Green Finance’s Colorful Garden Variety
The IIF’s first quarterly tracking of green, social and sustainable debt issuance under accepted definitions predicts another record this year after 2018’s $250 billion, up tenfold the past five years. The total outstanding is now $430 billion, but less than half a percent of the global bond market. 2019 volume should reach $150 billion for bonds alone as banks and investors embrace low-carbon energy transition, and policy makers and practitioners promote viable mainstream market instruments. The US, Canada, UK-Europe and China dominate, and dedicated ETFs that have sprouted got $300 million in inflows the first three months. Only one-tenth of bonds are internationally-tradable and mostly in asset manager hands, even as ESG criteria routinely feature in allocation according to surveys. Supranational institutions were the original sponsors, but banks and non-banks currently hold a 40% share as the main players. China, France and Germany account for the same portion by geography, with China’s $95 billion the biggest and two-thirds bank-driven. Other emerging economies include India and Mexico at $5 billion each, and 95% of the universe is investment-grade at average 6.5 year maturity. By currency the leading portion is euro (45%), followed by renimbi (25%) and dollar (15%).

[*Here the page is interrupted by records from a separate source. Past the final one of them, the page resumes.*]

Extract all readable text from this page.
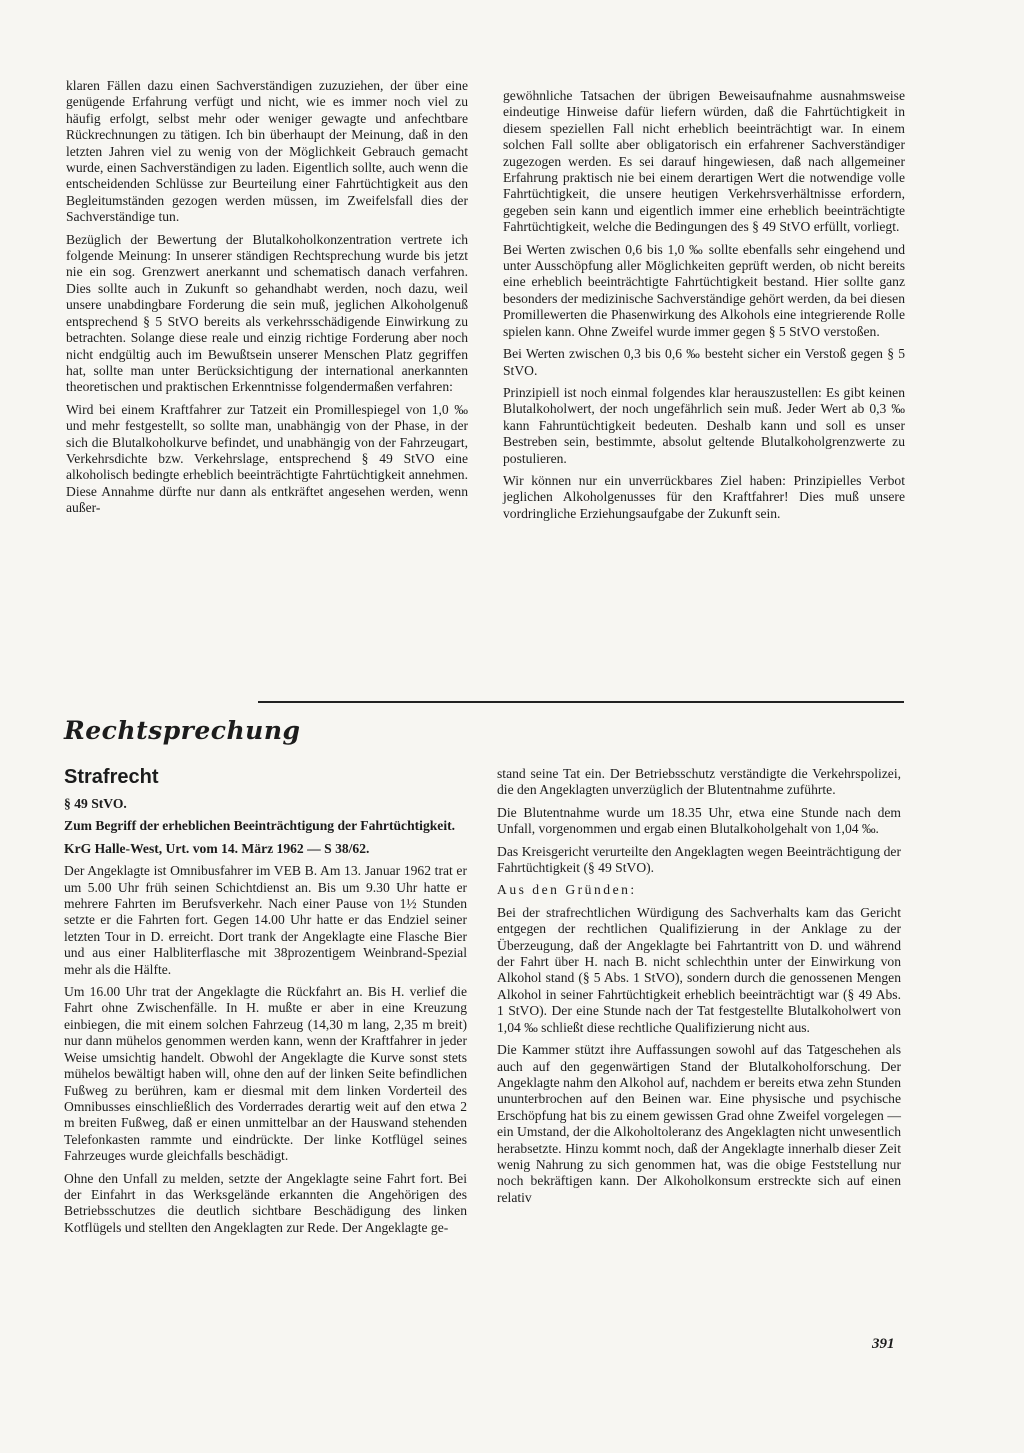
klaren Fällen dazu einen Sachverständigen zuzuziehen, der über eine genügende Erfahrung verfügt und nicht, wie es immer noch viel zu häufig erfolgt, selbst mehr oder weniger gewagte und anfechtbare Rückrechnungen zu tätigen. Ich bin überhaupt der Meinung, daß in den letzten Jahren viel zu wenig von der Möglichkeit Gebrauch gemacht wurde, einen Sachverständigen zu laden. Eigentlich sollte, auch wenn die entscheidenden Schlüsse zur Beurteilung einer Fahrtüchtigkeit aus den Begleitumständen gezogen werden müssen, im Zweifelsfall dies der Sachverständige tun.

Bezüglich der Bewertung der Blutalkoholkonzentration vertrete ich folgende Meinung: In unserer ständigen Rechtsprechung wurde bis jetzt nie ein sog. Grenzwert anerkannt und schematisch danach verfahren. Dies sollte auch in Zukunft so gehandhabt werden, noch dazu, weil unsere unabdingbare Forderung die sein muß, jeglichen Alkoholgenuß entsprechend § 5 StVO bereits als verkehrsschädigende Einwirkung zu betrachten. Solange diese reale und einzig richtige Forderung aber noch nicht endgültig auch im Bewußtsein unserer Menschen Platz gegriffen hat, sollte man unter Berücksichtigung der international anerkannten theoretischen und praktischen Erkenntnisse folgendermaßen verfahren:

Wird bei einem Kraftfahrer zur Tatzeit ein Promillespiegel von 1,0 ‰ und mehr festgestellt, so sollte man, unabhängig von der Phase, in der sich die Blutalkoholkurve befindet, und unabhängig von der Fahrzeugart, Verkehrsdichte bzw. Verkehrslage, entsprechend § 49 StVO eine alkoholisch bedingte erheblich beeinträchtigte Fahrtüchtigkeit annehmen. Diese Annahme dürfte nur dann als entkräftet angesehen werden, wenn außer-

gewöhnliche Tatsachen der übrigen Beweisaufnahme ausnahmsweise eindeutige Hinweise dafür liefern würden, daß die Fahrtüchtigkeit in diesem speziellen Fall nicht erheblich beeinträchtigt war. In einem solchen Fall sollte aber obligatorisch ein erfahrener Sachverständiger zugezogen werden. Es sei darauf hingewiesen, daß nach allgemeiner Erfahrung praktisch nie bei einem derartigen Wert die notwendige volle Fahrtüchtigkeit, die unsere heutigen Verkehrsverhältnisse erfordern, gegeben sein kann und eigentlich immer eine erheblich beeinträchtigte Fahrtüchtigkeit, welche die Bedingungen des § 49 StVO erfüllt, vorliegt.

Bei Werten zwischen 0,6 bis 1,0 ‰ sollte ebenfalls sehr eingehend und unter Ausschöpfung aller Möglichkeiten geprüft werden, ob nicht bereits eine erheblich beeinträchtigte Fahrtüchtigkeit bestand. Hier sollte ganz besonders der medizinische Sachverständige gehört werden, da bei diesen Promillewerten die Phasenwirkung des Alkohols eine integrierende Rolle spielen kann. Ohne Zweifel wurde immer gegen § 5 StVO verstoßen.

Bei Werten zwischen 0,3 bis 0,6 ‰ besteht sicher ein Verstoß gegen § 5 StVO.

Prinzipiell ist noch einmal folgendes klar herauszustellen: Es gibt keinen Blutalkoholwert, der noch ungefährlich sein muß. Jeder Wert ab 0,3 ‰ kann Fahruntüchtigkeit bedeuten. Deshalb kann und soll es unser Bestreben sein, bestimmte, absolut geltende Blutalkoholgrenzwerte zu postulieren.

Wir können nur ein unverrückbares Ziel haben: Prinzipielles Verbot jeglichen Alkoholgenusses für den Kraftfahrer! Dies muß unsere vordringliche Erziehungsaufgabe der Zukunft sein.

Rechtsprechung
Strafrecht
§ 49 StVO.
Zum Begriff der erheblichen Beeinträchtigung der Fahrtüchtigkeit.
KrG Halle-West, Urt. vom 14. März 1962 — S 38/62.

Der Angeklagte ist Omnibusfahrer im VEB B. Am 13. Januar 1962 trat er um 5.00 Uhr früh seinen Schichtdienst an. Bis um 9.30 Uhr hatte er mehrere Fahrten im Berufsverkehr. Nach einer Pause von 1½ Stunden setzte er die Fahrten fort. Gegen 14.00 Uhr hatte er das Endziel seiner letzten Tour in D. erreicht. Dort trank der Angeklagte eine Flasche Bier und aus einer Halbliterflasche mit 38prozentigem Weinbrand-Spezial mehr als die Hälfte.

Um 16.00 Uhr trat der Angeklagte die Rückfahrt an. Bis H. verlief die Fahrt ohne Zwischenfälle. In H. mußte er aber in eine Kreuzung einbiegen, die mit einem solchen Fahrzeug (14,30 m lang, 2,35 m breit) nur dann mühelos genommen werden kann, wenn der Kraftfahrer in jeder Weise umsichtig handelt. Obwohl der Angeklagte die Kurve sonst stets mühelos bewältigt haben will, ohne den auf der linken Seite befindlichen Fußweg zu berühren, kam er diesmal mit dem linken Vorderteil des Omnibusses einschließlich des Vorderrades derartig weit auf den etwa 2 m breiten Fußweg, daß er einen unmittelbar an der Hauswand stehenden Telefonkasten rammte und eindrückte. Der linke Kotflügel seines Fahrzeuges wurde gleichfalls beschädigt.

Ohne den Unfall zu melden, setzte der Angeklagte seine Fahrt fort. Bei der Einfahrt in das Werksgelände erkannten die Angehörigen des Betriebsschutzes die deutlich sichtbare Beschädigung des linken Kotflügels und stellten den Angeklagten zur Rede. Der Angeklagte ge-

stand seine Tat ein. Der Betriebsschutz verständigte die Verkehrspolizei, die den Angeklagten unverzüglich der Blutentnahme zuführte.

Die Blutentnahme wurde um 18.35 Uhr, etwa eine Stunde nach dem Unfall, vorgenommen und ergab einen Blutalkoholgehalt von 1,04 ‰.

Das Kreisgericht verurteilte den Angeklagten wegen Beeinträchtigung der Fahrtüchtigkeit (§ 49 StVO).

Aus den Gründen:

Bei der strafrechtlichen Würdigung des Sachverhalts kam das Gericht entgegen der rechtlichen Qualifizierung in der Anklage zu der Überzeugung, daß der Angeklagte bei Fahrtantritt von D. und während der Fahrt über H. nach B. nicht schlechthin unter der Einwirkung von Alkohol stand (§ 5 Abs. 1 StVO), sondern durch die genossenen Mengen Alkohol in seiner Fahrtüchtigkeit erheblich beeinträchtigt war (§ 49 Abs. 1 StVO). Der eine Stunde nach der Tat festgestellte Blutalkoholwert von 1,04 ‰ schließt diese rechtliche Qualifizierung nicht aus.

Die Kammer stützt ihre Auffassungen sowohl auf das Tatgeschehen als auch auf den gegenwärtigen Stand der Blutalkoholforschung. Der Angeklagte nahm den Alkohol auf, nachdem er bereits etwa zehn Stunden ununterbrochen auf den Beinen war. Eine physische und psychische Erschöpfung hat bis zu einem gewissen Grad ohne Zweifel vorgelegen — ein Umstand, der die Alkoholtoleranz des Angeklagten nicht unwesentlich herabsetzte. Hinzu kommt noch, daß der Angeklagte innerhalb dieser Zeit wenig Nahrung zu sich genommen hat, was die obige Feststellung nur noch bekräftigen kann. Der Alkoholkonsum erstreckte sich auf einen relativ

391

Separately securities regulators through IOSCO, and other bodies such as the Financial Stability Board and European Commission, are working on a company disclosure template for financial and material information. The IIF points out that climate change consequences are cross-border and regulatory fragmentation is a risk unless industrial and developing country supervisors agree on common terminology and guidelines. In China the central bank has its own procedures, while other major emerging markets like Brazil and South Africa enshrine them in standard listing and corporate governance norms. Insurance officials in the IAIS have a proprietary code which can further misalign industry treatment and data and methodology limitations cited by the UN’s environment program must be acknowledged. The organization in view of these discrepancies urges voluntary efforts in an initial phase before considering mandatory practice, under a broader concept than individual company threat. Technical and commercially-sensitive items should be excluded, and a unified “taxonomy” adopted for reporting and investment purposes, the analysis suggests.
South Africa’s energy crunch is a core issue in May elections with state electricity company Eskom’s precarious financial and operational state. Business and consumer rationing could keep GDP growth at 1%, with fixed capital formation in a slump. Voter surveys show the ruling ANC with the same 55% percent support as two years ago before President Ramaphosa assumed the post. He may shake up the cabinet in a symbolic move, and try to mitigate the cost of recently-granted Eskom rate hikes with the budget deficit already at 4.5% of GDP. Moody’s postponed possible ratings cut until the second half, and with 5% inflation in the target zone, the central bank may ease should the power shortage further bite. In Saudi Arabia Aramco’s petrochemical firm acquisition in a landmark oversubscribed global bond was designed partly to prepare for a clean energy future, but lower OPEC production and geopolitical shutoff also raised oil prices to the $70 plus range to aid fiscal deficit sustainability.